Section 15(1)(a) of the FOI Act provides that a request for access to records may be refused if the records do not exist or cannot be found after all reasonable steps to ascertain their whereabouts have been taken. In such cases, this Office has regard to the evidence available to the decision maker and the reasoning used by the decision maker in arriving at his/her decision that no further relevant records exist or can be found. We also assess the adequacy of the searches conducted by the body in looking for relevant records. The evidence in search cases consists of the steps actually taken to search for records, along with miscellaneous other evidence about the record management practices of the FOI body, on the basis of which the decision maker concluded that the steps taken to search for records were reasonable.
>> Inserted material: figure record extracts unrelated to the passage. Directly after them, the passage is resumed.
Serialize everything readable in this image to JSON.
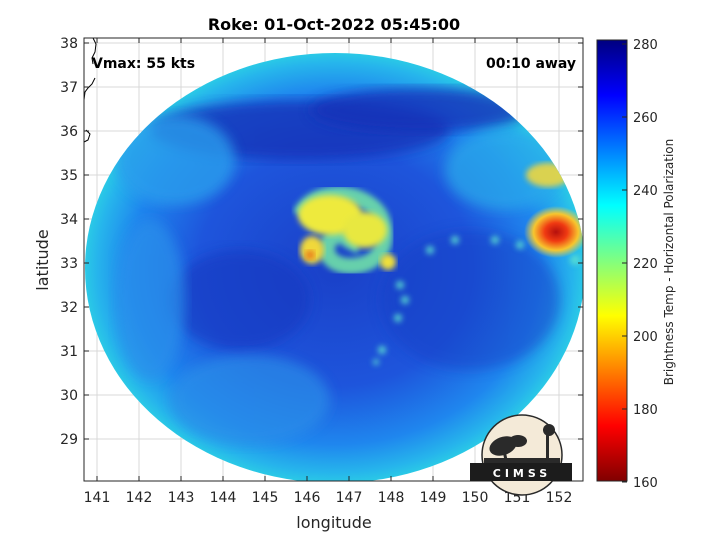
{
  "title": "Roke: 01-Oct-2022 05:45:00",
  "annotations": {
    "vmax": "Vmax: 55 kts",
    "away": "00:10 away"
  },
  "axes": {
    "xlabel": "longitude",
    "ylabel": "latitude",
    "xticks": [
      "141",
      "142",
      "143",
      "144",
      "145",
      "146",
      "147",
      "148",
      "149",
      "150",
      "151",
      "152"
    ],
    "yticks": [
      "38",
      "37",
      "36",
      "35",
      "34",
      "33",
      "32",
      "31",
      "30",
      "29"
    ],
    "xlim": [
      140.7,
      152.6
    ],
    "ylim": [
      28.1,
      38.1
    ],
    "grid": true
  },
  "colorbar": {
    "label": "Brightness Temp - Horizontal Polarization",
    "ticks": [
      "280",
      "260",
      "240",
      "220",
      "200",
      "180",
      "160"
    ],
    "range": [
      160,
      280
    ],
    "colormap": "jet"
  },
  "swath": {
    "center_lon": 146.7,
    "center_lat": 33.1,
    "storm_center_lon": 146.3,
    "storm_center_lat": 33.0
  },
  "logo": {
    "text": "CIMSS"
  },
  "colors": {
    "background_swath": "#1e4fd8",
    "cold_core": "#f2f03a",
    "hot_spot": "#c0150f",
    "outer_edge": "#29c6e8"
  }
}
Having considered the applicant's further submission of 13 March 2018, it seems to me that he accepts that the Hospital has, at this stage, released all relevant information it holds coming within the scope of his request. His submission is more concerned with the manner in which the Hospital dealt with his request throughout the process. He argued that “the fact that they [the Hospital] subsequently acted to provide some of the requested information should not allow them to represent themselves as having taken all reasonable steps prior to [him] lodging the appeal” and he suggested that this should be reflected in the findings of this review. He went on to contend that this Office could not in his view credibly affirm the decision of the Hospital as of the date the appeal was lodged, and stated that “in fact their [the Hospital’s] subsequent actions actually demonstrate that decision as incorrect and validates [his] appeal [to this Office]”.
While I can fully understand the applicant's frustrations, I should explain that a review by the Commissioner under section 22 of the FOI Act is de novo, which means that it is based on the circumstances and the law as they pertain at the time of his decision. For example, my review is not restricted to considering whether the Hospital took all reasonable steps prior to his application to this Office only and I am entitled to consider the circumstances as they pertain at the time of my decision.
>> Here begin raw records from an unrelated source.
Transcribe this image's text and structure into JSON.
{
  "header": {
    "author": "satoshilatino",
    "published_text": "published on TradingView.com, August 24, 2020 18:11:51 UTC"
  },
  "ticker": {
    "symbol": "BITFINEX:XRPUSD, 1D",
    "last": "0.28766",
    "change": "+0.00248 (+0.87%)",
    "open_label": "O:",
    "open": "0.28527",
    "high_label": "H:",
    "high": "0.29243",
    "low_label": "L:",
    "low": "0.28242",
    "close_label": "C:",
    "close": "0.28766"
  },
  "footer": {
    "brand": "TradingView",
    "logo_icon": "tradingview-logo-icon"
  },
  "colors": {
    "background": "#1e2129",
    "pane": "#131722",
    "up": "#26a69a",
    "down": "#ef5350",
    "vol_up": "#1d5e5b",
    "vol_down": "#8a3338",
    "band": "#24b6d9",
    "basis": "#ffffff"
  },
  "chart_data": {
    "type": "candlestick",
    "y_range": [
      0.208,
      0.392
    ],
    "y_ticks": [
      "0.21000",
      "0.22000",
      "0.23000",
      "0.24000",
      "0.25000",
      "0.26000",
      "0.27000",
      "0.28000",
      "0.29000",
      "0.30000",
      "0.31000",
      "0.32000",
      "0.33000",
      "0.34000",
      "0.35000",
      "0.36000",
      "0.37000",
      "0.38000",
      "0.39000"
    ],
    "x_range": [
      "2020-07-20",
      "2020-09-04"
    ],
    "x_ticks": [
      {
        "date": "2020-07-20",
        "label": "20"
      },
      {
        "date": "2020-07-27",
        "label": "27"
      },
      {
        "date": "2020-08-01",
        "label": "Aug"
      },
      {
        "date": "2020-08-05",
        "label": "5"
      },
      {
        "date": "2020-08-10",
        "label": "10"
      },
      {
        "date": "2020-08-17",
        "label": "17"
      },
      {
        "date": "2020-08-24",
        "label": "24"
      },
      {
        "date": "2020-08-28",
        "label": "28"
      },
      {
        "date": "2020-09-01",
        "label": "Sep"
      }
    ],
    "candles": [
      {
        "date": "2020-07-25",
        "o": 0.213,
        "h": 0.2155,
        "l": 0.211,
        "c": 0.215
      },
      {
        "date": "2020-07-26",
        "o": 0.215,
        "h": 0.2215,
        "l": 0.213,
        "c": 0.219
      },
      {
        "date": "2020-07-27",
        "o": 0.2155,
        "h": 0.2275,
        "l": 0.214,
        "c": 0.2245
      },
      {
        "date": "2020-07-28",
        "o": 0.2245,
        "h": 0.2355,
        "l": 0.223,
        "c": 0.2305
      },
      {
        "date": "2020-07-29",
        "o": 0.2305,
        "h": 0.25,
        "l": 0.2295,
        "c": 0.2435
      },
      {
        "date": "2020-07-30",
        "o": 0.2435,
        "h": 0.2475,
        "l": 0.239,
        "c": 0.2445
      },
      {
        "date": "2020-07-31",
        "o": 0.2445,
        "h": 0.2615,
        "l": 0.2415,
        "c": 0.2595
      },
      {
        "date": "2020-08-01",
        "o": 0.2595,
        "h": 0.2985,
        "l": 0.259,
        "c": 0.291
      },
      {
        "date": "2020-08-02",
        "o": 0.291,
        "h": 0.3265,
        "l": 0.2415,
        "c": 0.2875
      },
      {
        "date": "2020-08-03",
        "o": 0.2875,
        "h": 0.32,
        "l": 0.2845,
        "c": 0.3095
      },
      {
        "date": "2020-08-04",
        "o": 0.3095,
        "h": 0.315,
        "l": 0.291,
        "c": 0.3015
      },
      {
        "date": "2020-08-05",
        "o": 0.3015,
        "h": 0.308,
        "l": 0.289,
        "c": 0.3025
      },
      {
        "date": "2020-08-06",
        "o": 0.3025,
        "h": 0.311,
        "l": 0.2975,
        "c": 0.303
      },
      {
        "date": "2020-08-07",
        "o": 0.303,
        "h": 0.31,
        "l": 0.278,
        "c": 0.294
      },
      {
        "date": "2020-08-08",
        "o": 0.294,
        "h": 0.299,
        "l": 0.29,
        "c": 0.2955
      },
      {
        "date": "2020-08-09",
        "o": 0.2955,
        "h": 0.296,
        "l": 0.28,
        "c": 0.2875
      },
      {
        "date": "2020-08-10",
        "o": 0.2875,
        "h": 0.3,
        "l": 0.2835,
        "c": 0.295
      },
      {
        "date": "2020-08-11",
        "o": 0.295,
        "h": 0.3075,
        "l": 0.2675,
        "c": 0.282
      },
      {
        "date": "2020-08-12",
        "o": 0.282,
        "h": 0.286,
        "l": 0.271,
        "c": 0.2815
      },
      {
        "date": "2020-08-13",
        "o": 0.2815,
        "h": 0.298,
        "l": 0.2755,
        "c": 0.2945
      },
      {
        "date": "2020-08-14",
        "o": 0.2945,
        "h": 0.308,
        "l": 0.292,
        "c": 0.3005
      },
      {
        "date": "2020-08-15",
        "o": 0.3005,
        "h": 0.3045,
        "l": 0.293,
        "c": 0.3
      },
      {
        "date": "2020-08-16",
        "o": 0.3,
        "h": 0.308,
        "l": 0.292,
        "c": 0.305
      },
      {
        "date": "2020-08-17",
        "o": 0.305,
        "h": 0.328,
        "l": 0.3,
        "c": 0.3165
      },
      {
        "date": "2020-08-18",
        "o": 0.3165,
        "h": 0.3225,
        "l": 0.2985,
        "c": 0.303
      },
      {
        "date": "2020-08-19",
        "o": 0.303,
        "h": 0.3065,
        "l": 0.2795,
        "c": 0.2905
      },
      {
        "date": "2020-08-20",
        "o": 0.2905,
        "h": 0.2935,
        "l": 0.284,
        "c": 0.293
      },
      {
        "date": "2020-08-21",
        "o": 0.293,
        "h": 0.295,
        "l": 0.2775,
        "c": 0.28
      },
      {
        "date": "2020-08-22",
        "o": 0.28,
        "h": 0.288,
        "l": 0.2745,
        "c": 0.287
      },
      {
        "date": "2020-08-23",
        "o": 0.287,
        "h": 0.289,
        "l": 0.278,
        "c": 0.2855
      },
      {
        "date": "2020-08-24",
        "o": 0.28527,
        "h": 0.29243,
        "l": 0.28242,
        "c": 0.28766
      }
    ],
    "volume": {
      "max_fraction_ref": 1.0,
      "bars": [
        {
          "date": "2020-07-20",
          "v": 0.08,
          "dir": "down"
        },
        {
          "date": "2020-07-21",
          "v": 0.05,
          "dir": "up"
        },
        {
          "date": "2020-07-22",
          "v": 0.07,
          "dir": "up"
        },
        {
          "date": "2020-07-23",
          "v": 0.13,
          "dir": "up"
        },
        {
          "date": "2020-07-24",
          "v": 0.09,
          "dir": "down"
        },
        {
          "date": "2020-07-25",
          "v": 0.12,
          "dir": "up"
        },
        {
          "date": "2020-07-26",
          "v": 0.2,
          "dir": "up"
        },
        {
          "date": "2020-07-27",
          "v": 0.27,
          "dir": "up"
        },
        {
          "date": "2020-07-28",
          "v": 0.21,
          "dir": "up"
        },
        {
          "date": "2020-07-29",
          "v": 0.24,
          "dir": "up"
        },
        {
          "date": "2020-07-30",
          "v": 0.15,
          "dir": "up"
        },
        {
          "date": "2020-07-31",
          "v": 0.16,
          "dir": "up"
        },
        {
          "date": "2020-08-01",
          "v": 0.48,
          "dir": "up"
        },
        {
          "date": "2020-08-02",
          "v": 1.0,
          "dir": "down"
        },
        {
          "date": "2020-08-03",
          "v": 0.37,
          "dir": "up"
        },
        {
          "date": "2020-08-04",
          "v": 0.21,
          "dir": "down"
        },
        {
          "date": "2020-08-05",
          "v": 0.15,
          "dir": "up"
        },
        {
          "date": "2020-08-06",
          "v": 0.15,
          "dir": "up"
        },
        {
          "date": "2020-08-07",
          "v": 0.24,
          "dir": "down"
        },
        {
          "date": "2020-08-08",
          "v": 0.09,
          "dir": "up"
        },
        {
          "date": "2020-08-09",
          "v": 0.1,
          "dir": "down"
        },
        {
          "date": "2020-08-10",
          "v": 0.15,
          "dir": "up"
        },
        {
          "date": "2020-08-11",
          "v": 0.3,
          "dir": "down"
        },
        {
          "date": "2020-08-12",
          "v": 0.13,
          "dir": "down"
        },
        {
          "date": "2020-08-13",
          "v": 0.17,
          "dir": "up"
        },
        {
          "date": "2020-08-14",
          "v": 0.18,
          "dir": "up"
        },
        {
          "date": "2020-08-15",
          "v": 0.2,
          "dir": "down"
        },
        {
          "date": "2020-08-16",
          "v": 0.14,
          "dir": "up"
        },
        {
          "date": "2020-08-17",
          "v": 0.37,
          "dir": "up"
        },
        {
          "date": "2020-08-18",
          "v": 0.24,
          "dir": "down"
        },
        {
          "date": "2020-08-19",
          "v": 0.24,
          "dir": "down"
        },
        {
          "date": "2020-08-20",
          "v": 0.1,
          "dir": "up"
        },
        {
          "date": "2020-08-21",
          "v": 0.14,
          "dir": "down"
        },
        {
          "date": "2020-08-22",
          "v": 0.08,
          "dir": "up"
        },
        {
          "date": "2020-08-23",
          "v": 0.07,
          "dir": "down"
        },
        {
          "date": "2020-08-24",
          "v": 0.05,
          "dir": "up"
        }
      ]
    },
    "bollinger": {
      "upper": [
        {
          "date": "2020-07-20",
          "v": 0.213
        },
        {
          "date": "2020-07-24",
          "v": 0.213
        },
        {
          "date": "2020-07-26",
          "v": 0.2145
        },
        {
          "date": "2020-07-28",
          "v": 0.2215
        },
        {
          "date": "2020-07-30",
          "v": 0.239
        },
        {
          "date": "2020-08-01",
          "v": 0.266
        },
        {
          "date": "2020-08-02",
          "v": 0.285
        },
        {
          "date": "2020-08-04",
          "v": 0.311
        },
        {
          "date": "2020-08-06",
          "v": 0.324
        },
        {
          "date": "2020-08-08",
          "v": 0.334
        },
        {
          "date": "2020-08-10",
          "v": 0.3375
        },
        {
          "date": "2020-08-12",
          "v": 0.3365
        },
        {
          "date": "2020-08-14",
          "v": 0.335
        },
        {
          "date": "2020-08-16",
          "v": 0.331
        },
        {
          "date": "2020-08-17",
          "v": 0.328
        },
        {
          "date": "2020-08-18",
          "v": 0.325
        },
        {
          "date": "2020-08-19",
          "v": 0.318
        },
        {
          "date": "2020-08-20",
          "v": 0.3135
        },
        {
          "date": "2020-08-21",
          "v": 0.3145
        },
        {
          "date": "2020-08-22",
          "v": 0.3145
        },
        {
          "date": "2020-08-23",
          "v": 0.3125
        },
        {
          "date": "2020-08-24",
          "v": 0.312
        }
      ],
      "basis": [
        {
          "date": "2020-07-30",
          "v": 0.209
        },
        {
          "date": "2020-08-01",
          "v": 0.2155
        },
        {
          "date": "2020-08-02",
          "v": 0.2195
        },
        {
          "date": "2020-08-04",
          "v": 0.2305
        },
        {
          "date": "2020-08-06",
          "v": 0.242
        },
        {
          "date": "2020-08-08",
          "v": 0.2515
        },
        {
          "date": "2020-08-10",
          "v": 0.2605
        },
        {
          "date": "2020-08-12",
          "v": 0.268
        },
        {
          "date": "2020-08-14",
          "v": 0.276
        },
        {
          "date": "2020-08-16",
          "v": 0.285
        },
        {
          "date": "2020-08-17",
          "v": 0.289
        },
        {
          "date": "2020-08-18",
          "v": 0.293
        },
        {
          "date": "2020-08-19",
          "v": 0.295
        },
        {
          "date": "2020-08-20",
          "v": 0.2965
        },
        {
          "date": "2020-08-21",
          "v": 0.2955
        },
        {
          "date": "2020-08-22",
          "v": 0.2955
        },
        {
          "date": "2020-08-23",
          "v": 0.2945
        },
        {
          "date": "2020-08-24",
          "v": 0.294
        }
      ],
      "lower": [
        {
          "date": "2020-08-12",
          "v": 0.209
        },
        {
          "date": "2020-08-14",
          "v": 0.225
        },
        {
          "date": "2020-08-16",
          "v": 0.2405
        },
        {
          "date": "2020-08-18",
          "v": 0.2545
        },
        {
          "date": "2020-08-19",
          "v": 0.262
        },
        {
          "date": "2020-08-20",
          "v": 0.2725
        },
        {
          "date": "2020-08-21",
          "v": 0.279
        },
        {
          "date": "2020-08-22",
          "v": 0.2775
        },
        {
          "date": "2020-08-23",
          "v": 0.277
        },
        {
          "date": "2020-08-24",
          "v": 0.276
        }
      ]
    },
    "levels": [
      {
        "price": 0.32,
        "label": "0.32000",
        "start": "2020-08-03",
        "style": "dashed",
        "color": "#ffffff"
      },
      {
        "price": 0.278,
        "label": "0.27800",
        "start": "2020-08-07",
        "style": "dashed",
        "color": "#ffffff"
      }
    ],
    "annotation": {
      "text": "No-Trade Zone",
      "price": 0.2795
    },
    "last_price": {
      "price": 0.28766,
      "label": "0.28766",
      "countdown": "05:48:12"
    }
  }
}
As I have outlined above, this review is concerned solely with whether the Hospital was justified in refusing to release further relevant records on the ground that no further relevant records exist or can be found. Based on the details of the Hospital's submission, I am satisfied that it has taken all reasonable steps to locate all relevant records sought by the applicant. I find, therefore, that the Hospital was justified in its decision to refuse the applicant's request for access to further relevant records on the ground that they do not exist or cannot be found after all reasonable steps have been taken to ascertain their whereabouts.
Having carried out a review under section 22(2) of the Freedom of Information Act 2014, I hereby affirm the decision of the Hospital in this case.
Section 24 of the FOI Act sets out detailed provisions for an appeal to the High Court by a party to a review, or any other person affected by the decision. In summary, such an appeal, normally on a point of law, must be initiated not later than four weeks after notice of the decision was given to the person bringing the appeal.